One project we’ve been working on for a while is single sign-on across all our servers and other services (e.g. SVN repository, a few other things). One thing I wanted to avoid, I guess for mostly religious reasons, was reliance on a Windows instance for any of our production environment. The logical part of my brain knows that people build huge websites with Windows farms and AD, but my gut still doesn’t trust it. So what I wanted to do was setup OpenLDAP as a “slave” to an Active Directory “master” and have all the LDAP info propagate over the slave whenever any changes were made in the master. I’ve done this with DNS – setup Bind as a slave to an AD server and everything basically works as I expect in a Bind-Bind master/slave scenario. Well, it turns out that it doesn’t work like that when it comes to LDAP. Apparently AD doesn’t follow the RFC for LDAP (surprise!) so many things that would be expected to work with OpenLDAP won’t.
I thought to myself, well, I can just go ahead and write something that will sync AD -> OpenLDAP every 5 minutes. This would mostly work, except there’s apparently no way to retrieve the user’s password via LDAP – the field is write-only. This makes it so I could essentially clone the whole LDAP tree… except for the piece of info that would let people login, which is the only thing I want it for. This was frustrating.

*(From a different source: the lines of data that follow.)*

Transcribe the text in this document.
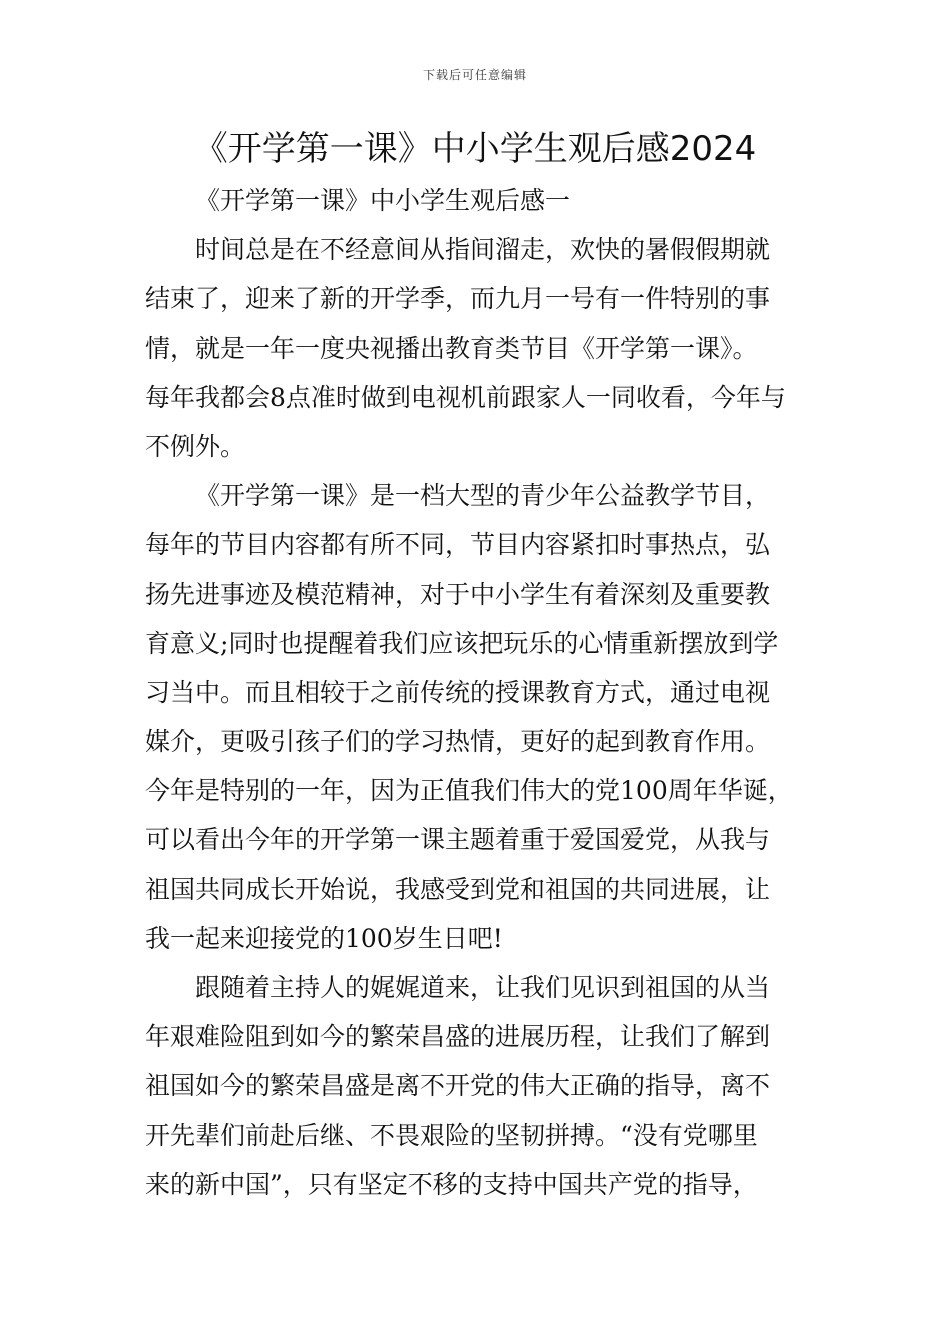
下载后可任意编辑
《开学第一课》中小学生观后感2024

《开学第一课》中小学生观后感一

时间总是在不经意间从指间溜走，欢快的暑假假期就
结束了，迎来了新的开学季，而九月一号有一件特别的事
情，就是一年一度央视播出教育类节目《开学第一课》。
每年我都会8点准时做到电视机前跟家人一同收看，今年与
不例外。
《开学第一课》是一档大型的青少年公益教学节目，
每年的节目内容都有所不同，节目内容紧扣时事热点，弘
扬先进事迹及模范精神，对于中小学生有着深刻及重要教
育意义;同时也提醒着我们应该把玩乐的心情重新摆放到学
习当中。而且相较于之前传统的授课教育方式，通过电视
媒介，更吸引孩子们的学习热情，更好的起到教育作用。
今年是特别的一年，因为正值我们伟大的党100周年华诞，
可以看出今年的开学第一课主题着重于爱国爱党，从我与
祖国共同成长开始说，我感受到党和祖国的共同进展，让
我一起来迎接党的100岁生日吧!
跟随着主持人的娓娓道来，让我们见识到祖国的从当
年艰难险阻到如今的繁荣昌盛的进展历程，让我们了解到
祖国如今的繁荣昌盛是离不开党的伟大正确的指导，离不
开先辈们前赴后继、不畏艰险的坚韧拼搏。“没有党哪里
来的新中国”，只有坚定不移的支持中国共产党的指导，
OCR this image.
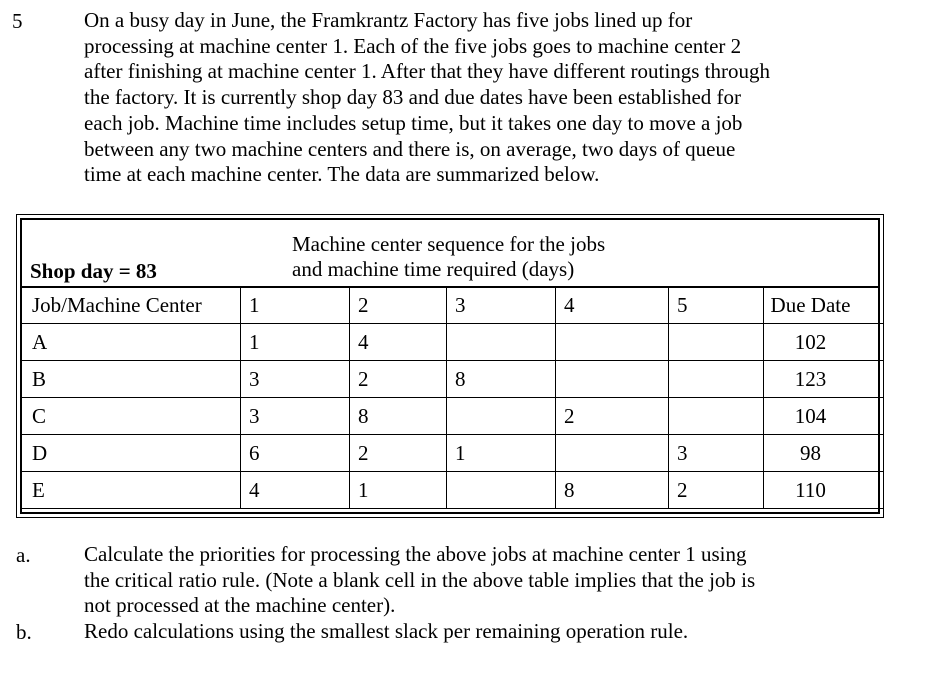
5	On a busy day in June, the Framkrantz Factory has five jobs lined up for
processing at machine center 1. Each of the five jobs goes to machine center 2
after finishing at machine center 1. After that they have different routings through
the factory. It is currently shop day 83 and due dates have been established for
each job. Machine time includes setup time, but it takes one day to move a job
between any two machine centers and there is, on average, two days of queue
time at each machine center. The data are summarized below.
Shop day = 83
Machine center sequence for the jobs
and machine time required (days)
Job/Machine Center	1	2	3	4	5	Due Date
A	1	4				102
B	3	2	8			123
C	3	8		2		104
D	6	2	1		3	98
E	4	1		8	2	110
a.	Calculate the priorities for processing the above jobs at machine center 1 using
the critical ratio rule. (Note a blank cell in the above table implies that the job is
not processed at the machine center).
b. Redo calculations using the smallest slack per remaining operation rule.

I decided to explore a caching proxy. I was thinking if I could setup OpenLDAP as a caching proxy to Active Directory, and set a cache time of ~15 minutes, it would at least let me withstand a Windows reboot (it’s 2009 and I still feel like any Windows fix begins and ends with a reboot). I figured I’d start with a regular proxy first. This turned out to be relatively simple: in slapd.conf, at the bottom, add:
database ldap suffix "dc=example,dc=com" uri "ldap://activedirectory.example.com" acl-bind bindmethod=simple binddn="some user's DN" credentials=password
Restart slapd and do an ldapsearch against the new ldap server and it will relay the request to the AD server and relay the response to you.
Caching is another story. It seemed like it should be straightforward – yum install openldap-servers-overlays – but on my FC11 box, the package didn’t exist, and on my CentOS 5.4 box, openldap-servers-overlays didn’t appear to contain the pcache overlay used for caching. So I gave up on that.
I ended up shelving the whole idea for a while and just created 2 Windows AD VMs that will serve as Production AD auth boxes. I got everything configured – here’s a sample .htaccess file that queries our AD server for a user (by sAMAccountName, e.g. the “user” part of a username in the user@domain login name) and checks that the user is in the Sysadmins group:
AuthBasicProvider ldap AuthType basic AuthName "AD LDAP Test" AuthLDAPURL "ldap://activedirectory.example.com/OU=Users,DC=example,DC=com?sAMAccountName?sub" AuthzLDAPAuthoritative On AuthLDAPGroupAttribute member AuthLDAPBindDN ldapuser@example.com AuthLDAPBindPassword password Require ldap-group CN=Sysadmins,OU=Internal Groups,OU=Groups,DC=example,DC=com
This works (I’ve modified it so it doesn’t include our real info, though). It will let the user in if their credentials are OK and if they are in the required group. What I discovered, however, is that if you go into AD and disable the user’s account, they are still allowed to log in (assuming the user is still in the account). This seemed stupid. I did some more research and discovered userAccountControl. Apparently you need to use bit masking against this attribute to determine if an account is disabled. This is as far as I’d gotten before vacation, but let me say this:
BRILLIANT, MICROSOFT!
Microsoft provides a neat trick to work with bitmasks.
They have defined a matchingrules. We documented this at:
http://ldapwiki.willeke.com/wiki/LDAP%20Query%20using%20a%20bitwise%20filter
So putting this to use, you can determine the disabled users with an LDAP filter:
http://ldapwiki.willeke.com/wiki/LDAP%20Queries%20AD%20Integration%20Specific#section-LDAP+Queries+AD+Integration+Specific-AllUsersWhoseAccountIsDisabled
Now, figure put how to determine if the password it expired is a bit more involved.
-jim
Thanks a lot, Jim! I had seen some of that stuff when I was looking into this, but haven’t had time to try it out yet.
In openldap proxy configuration secion you can replace
acl-bind bindmethod=simple binddn=”some user’s DN” credentials=password
with
rebind-as-user
which will effectively use the user that tries to authenticate to AD for actual bind. Kind of removes necessity of storing AD username password in one more place.